Some lines in paintings are invisible—you don't actually see the dark mark of the line.
But they are there, shown in the way the artist arranges the objects in the painting.
Example:
• Artist Frank Stella is a racing fan. This metal relief painting, Jarama II, is named after an
automobile racetrack outside Madrid, Spain. Here, Stella used winding, curving strips of
metal painted in bright, dynamic colors to forcefully carry the motion and excitement of
professional racing.
3. Shape
 Shape is a flat area surrounded by edges or an outline.
 Artists use all kinds of shapes.
 Geometric shapes are precise and regular, like squares, circles, rectangles, and
triangles. They are often found in human-made things, like building and machines
 biomorphic shapes are found in nature like leaves, flowers, clouds—things that
grow, flow, and move.
 The term biomorphic means: life-form (bio=life and morph= form)
 Biomorphic shapes are often rounded and irregular, unlike most geometric shapes.
Example:
Henri Matisse An artist that loved to explore the possibilities of mixing geometric and
biomorphic shapes was Henri Matisse. In the last few decades of his artistic career, he
developed a new form of art-making: the paper cut-out. Still immersed in the power of color, he
devoted himself to cutting colored papers and arranging them in designs. “Instead of drawing an
outline and filling in the color…I am drawing directly in color,” he said. Matisse was drawing with
scissors!
Matisse enjoyed going to warmer places and liked to watch sunlight shimmering on the sea.
He often traveled to seaports along the French Mediterranean, also visiting Italy, North Africa,
and Tahiti. Beasts of the Sea is a memory of his visit to the South Seas. In this work of art,
Matisse first mixed paint to get all the brilliant colors of the ocean. Then he cut this paper into
shapes that reminded him of a tropical sea. Lastly, he arranged these biomorphic shapes vertically
over rectangles of yellows, greens, and purples to suggest the watery depths of the undersea
world.
4. Form
 Forms are shapes in three dimensions:
 Circle —> Sphere
Square —> Cube
Rectangle —> Rectangular prism
Triangle —> Pyramid
 Forms can be geometric or biomorphic.
 Sculpture is the most obvious place to see form, or three-dimensional shape, in art.
5. Texture
 Texture is the look and feel of a surface.
 Painters have many ways to create different textures.
 They use different sized and shaped brushes: everything from tiny pointed brushes to flat,
wide brushes.
 They can also use other tools—special knives, sponges, even fingers—to put paint on
canvas.
 What are some ways that artists create texture?

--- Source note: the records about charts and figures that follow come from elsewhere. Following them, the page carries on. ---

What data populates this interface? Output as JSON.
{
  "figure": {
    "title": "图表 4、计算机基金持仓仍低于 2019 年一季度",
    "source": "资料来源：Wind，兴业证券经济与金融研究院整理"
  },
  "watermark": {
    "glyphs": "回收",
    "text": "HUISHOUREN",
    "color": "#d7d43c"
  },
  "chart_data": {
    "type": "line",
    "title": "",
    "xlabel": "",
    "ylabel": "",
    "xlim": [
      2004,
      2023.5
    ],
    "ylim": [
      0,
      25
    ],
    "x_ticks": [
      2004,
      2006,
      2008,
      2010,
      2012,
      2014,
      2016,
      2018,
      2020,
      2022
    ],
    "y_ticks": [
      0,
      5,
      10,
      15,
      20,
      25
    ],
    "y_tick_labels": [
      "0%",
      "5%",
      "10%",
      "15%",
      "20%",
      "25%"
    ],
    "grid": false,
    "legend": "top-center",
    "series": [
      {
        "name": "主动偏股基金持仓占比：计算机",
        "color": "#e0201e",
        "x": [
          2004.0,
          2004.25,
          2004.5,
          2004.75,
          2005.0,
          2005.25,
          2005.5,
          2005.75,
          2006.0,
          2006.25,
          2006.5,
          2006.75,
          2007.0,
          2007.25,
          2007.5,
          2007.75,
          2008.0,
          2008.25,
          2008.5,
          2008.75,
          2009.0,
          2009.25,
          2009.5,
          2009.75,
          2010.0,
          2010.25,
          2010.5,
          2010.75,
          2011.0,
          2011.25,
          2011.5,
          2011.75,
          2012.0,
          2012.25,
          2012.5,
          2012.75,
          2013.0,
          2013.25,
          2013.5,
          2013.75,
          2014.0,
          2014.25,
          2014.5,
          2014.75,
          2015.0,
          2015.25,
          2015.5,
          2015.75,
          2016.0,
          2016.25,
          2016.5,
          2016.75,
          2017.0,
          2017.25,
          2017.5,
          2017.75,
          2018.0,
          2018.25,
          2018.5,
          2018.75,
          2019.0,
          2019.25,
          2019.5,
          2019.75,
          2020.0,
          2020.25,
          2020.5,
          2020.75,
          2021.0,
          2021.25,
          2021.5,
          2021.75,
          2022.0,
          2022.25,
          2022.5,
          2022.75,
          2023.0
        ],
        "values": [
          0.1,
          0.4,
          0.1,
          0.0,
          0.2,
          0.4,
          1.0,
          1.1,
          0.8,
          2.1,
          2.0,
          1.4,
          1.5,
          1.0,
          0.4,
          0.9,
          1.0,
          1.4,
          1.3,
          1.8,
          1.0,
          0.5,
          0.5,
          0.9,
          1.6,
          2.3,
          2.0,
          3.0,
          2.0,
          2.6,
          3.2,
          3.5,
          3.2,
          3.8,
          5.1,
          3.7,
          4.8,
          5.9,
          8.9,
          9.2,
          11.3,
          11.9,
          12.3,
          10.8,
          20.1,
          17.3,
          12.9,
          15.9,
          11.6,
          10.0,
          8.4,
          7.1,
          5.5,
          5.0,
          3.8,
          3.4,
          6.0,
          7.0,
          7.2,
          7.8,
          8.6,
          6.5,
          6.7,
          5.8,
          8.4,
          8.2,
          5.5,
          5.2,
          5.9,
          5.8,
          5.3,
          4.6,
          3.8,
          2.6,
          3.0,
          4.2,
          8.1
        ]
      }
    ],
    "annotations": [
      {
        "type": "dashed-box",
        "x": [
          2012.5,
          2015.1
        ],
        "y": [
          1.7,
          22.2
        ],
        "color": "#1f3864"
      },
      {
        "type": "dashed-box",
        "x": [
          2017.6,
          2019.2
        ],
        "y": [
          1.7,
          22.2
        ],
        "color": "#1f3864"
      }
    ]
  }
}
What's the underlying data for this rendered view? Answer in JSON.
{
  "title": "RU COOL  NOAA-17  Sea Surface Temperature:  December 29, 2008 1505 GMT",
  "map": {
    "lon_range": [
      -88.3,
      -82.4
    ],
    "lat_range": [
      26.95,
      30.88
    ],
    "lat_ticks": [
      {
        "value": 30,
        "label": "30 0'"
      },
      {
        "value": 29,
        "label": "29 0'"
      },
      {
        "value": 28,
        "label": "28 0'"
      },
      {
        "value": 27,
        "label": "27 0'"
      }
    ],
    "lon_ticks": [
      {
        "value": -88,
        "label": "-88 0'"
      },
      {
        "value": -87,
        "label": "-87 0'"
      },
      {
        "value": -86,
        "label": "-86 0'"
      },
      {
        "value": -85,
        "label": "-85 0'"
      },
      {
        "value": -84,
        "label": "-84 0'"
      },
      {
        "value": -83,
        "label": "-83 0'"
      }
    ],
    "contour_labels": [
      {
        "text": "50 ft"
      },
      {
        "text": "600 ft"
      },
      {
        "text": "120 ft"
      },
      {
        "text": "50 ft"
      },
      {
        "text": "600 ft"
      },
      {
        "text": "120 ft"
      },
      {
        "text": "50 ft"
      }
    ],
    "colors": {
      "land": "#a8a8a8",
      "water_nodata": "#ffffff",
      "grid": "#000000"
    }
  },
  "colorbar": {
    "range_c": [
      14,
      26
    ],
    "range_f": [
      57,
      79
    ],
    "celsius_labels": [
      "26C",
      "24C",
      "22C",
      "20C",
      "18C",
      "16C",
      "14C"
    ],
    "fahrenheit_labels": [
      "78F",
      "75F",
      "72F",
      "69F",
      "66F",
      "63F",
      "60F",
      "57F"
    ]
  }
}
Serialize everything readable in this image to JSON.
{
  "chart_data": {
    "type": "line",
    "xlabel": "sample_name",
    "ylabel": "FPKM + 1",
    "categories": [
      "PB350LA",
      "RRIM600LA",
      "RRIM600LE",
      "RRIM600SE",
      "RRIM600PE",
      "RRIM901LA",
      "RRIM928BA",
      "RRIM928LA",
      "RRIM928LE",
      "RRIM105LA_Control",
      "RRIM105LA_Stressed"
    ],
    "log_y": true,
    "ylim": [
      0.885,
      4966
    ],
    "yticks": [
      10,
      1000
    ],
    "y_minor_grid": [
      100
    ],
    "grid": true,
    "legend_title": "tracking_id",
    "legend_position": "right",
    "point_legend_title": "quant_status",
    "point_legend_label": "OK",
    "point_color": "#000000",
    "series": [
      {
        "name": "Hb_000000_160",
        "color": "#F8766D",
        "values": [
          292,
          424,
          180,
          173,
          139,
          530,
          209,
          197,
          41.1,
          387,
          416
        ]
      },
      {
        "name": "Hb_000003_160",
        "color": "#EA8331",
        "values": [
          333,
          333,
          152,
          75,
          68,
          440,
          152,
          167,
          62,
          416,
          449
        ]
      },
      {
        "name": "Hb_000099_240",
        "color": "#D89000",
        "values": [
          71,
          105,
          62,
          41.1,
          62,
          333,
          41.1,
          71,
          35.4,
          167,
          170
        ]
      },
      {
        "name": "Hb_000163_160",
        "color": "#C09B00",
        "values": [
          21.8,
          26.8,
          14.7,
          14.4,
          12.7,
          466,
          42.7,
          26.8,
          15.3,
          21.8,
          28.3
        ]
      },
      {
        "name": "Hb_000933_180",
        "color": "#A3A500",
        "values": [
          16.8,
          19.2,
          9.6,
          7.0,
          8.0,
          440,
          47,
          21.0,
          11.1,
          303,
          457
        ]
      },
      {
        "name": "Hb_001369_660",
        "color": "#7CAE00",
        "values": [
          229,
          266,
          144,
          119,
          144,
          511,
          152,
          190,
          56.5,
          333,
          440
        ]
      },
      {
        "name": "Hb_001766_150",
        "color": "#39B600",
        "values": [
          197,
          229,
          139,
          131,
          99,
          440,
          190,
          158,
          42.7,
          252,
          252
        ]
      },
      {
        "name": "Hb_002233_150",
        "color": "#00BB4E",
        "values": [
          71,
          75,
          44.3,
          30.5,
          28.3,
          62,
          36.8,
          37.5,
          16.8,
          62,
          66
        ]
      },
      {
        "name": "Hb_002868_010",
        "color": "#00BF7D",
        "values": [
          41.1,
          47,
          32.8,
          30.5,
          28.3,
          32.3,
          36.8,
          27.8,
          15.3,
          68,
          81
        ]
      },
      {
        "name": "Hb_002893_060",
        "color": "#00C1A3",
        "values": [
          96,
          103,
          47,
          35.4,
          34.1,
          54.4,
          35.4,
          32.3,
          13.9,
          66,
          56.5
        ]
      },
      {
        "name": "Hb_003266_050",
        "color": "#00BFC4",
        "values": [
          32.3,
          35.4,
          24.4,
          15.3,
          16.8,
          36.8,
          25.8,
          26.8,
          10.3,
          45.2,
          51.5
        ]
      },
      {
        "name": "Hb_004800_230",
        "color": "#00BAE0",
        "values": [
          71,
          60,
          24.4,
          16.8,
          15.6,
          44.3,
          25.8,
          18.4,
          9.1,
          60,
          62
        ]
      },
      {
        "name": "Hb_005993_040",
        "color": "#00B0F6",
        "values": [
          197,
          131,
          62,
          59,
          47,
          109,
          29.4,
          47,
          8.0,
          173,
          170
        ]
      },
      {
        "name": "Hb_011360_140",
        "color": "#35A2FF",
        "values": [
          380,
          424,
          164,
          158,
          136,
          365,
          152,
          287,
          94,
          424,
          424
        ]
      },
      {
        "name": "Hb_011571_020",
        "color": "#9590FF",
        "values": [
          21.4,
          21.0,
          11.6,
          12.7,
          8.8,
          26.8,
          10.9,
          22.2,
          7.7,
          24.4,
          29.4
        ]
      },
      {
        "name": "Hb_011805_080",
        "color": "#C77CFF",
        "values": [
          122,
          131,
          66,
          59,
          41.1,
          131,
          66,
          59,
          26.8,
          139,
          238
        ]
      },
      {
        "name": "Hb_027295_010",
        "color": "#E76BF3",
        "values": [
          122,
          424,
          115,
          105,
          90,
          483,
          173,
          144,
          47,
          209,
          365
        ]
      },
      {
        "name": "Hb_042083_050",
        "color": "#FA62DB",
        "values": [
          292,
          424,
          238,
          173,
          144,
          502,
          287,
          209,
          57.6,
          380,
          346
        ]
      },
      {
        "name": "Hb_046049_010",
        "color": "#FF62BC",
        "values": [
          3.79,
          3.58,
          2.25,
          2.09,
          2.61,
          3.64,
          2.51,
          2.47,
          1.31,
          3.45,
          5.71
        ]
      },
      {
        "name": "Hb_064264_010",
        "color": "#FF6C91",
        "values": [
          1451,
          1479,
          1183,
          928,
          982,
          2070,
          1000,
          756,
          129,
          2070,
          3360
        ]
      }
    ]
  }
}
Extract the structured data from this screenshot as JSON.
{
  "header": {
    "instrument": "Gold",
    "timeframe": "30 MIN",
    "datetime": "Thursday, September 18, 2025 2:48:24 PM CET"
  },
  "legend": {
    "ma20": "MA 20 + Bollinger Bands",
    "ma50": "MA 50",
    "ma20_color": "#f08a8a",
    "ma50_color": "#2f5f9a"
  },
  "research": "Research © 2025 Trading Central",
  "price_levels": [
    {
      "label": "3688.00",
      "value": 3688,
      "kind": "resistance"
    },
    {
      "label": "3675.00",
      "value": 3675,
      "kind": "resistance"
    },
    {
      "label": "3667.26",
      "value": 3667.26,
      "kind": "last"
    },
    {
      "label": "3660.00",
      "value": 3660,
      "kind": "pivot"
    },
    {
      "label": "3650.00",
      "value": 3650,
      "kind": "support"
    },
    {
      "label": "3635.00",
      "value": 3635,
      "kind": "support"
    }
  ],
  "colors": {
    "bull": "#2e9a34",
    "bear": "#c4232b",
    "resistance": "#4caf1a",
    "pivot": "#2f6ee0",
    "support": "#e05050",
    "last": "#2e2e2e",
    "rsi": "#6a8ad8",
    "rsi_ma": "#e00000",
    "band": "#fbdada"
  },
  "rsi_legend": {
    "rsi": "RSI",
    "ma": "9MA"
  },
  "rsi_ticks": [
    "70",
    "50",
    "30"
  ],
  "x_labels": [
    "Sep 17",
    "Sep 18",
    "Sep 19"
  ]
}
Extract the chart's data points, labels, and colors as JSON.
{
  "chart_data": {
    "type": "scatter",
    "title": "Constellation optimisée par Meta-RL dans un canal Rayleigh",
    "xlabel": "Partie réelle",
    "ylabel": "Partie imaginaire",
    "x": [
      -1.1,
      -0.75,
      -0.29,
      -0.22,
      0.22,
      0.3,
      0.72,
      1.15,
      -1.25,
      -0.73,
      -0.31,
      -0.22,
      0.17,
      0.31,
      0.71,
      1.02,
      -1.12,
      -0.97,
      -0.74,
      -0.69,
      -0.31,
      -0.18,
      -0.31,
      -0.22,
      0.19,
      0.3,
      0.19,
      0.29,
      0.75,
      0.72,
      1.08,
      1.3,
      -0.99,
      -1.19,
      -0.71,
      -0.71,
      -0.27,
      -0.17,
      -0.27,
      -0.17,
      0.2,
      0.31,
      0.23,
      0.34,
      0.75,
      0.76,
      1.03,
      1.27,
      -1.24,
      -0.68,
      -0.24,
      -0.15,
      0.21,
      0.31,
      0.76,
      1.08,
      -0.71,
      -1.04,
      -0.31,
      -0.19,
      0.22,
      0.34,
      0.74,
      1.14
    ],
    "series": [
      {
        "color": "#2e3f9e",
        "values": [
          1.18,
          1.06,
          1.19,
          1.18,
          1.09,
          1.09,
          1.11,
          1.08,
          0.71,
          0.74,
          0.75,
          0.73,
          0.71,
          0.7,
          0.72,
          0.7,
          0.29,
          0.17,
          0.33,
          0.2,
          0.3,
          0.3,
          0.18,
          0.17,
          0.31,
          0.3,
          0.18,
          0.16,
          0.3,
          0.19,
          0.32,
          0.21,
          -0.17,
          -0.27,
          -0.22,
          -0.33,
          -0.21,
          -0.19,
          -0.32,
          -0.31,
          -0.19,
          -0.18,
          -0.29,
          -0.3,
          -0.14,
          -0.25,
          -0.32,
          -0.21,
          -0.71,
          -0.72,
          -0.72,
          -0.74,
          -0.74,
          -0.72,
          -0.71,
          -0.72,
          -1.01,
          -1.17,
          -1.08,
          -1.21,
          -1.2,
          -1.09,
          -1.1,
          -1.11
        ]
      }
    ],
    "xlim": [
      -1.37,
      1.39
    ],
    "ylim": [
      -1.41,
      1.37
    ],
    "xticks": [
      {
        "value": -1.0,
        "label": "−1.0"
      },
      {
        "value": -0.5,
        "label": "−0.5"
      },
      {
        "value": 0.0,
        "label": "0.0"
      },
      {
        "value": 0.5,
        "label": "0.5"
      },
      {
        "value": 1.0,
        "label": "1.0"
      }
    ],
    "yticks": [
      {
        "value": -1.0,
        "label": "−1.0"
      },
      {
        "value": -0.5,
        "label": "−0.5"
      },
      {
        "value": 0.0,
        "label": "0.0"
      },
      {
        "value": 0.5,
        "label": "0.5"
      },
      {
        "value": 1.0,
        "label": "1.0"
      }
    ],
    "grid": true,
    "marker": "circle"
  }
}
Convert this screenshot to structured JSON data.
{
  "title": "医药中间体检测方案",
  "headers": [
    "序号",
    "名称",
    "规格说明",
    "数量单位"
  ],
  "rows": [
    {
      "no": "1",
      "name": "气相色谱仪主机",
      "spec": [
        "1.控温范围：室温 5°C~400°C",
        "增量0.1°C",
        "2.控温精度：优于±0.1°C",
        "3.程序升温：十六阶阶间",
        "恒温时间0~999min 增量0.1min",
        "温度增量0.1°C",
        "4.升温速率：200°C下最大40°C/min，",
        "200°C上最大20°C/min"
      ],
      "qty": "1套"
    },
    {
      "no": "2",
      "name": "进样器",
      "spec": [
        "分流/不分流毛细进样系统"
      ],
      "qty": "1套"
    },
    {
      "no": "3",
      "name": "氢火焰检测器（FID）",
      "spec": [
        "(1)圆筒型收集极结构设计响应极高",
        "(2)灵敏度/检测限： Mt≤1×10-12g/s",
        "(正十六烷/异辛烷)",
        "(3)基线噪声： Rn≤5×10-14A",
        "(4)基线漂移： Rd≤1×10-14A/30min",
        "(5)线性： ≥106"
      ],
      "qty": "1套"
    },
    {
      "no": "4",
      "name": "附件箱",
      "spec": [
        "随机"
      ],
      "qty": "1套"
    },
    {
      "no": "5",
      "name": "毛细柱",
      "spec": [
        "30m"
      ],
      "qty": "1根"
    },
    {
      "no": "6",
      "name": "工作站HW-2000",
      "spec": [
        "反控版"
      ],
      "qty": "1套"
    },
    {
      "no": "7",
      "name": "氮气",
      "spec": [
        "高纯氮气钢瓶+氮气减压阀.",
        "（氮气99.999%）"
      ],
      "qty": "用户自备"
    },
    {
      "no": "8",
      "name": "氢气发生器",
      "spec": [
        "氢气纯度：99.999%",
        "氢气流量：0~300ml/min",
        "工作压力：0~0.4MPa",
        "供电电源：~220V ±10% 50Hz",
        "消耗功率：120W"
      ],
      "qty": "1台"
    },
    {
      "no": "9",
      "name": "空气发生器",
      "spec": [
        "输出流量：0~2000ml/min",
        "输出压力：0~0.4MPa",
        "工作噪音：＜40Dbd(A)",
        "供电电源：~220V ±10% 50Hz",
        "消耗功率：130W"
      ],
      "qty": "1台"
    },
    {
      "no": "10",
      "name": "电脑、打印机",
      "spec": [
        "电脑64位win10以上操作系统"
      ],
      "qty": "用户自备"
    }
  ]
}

 They brush paint on in watery strokes and thick drips.
 They put paint down in short, fat dabs and long, sleek strokes.
 They twirl their brushes to make circles and curls.
 They apply paint in thick layers that stick out from the canvas.
 They put different colors on top of each other.
 They mix in sand, dirt, or other materials into the paint.
 They add white highlights to make things look shiny.
 They scratch through paint to show colors underneath.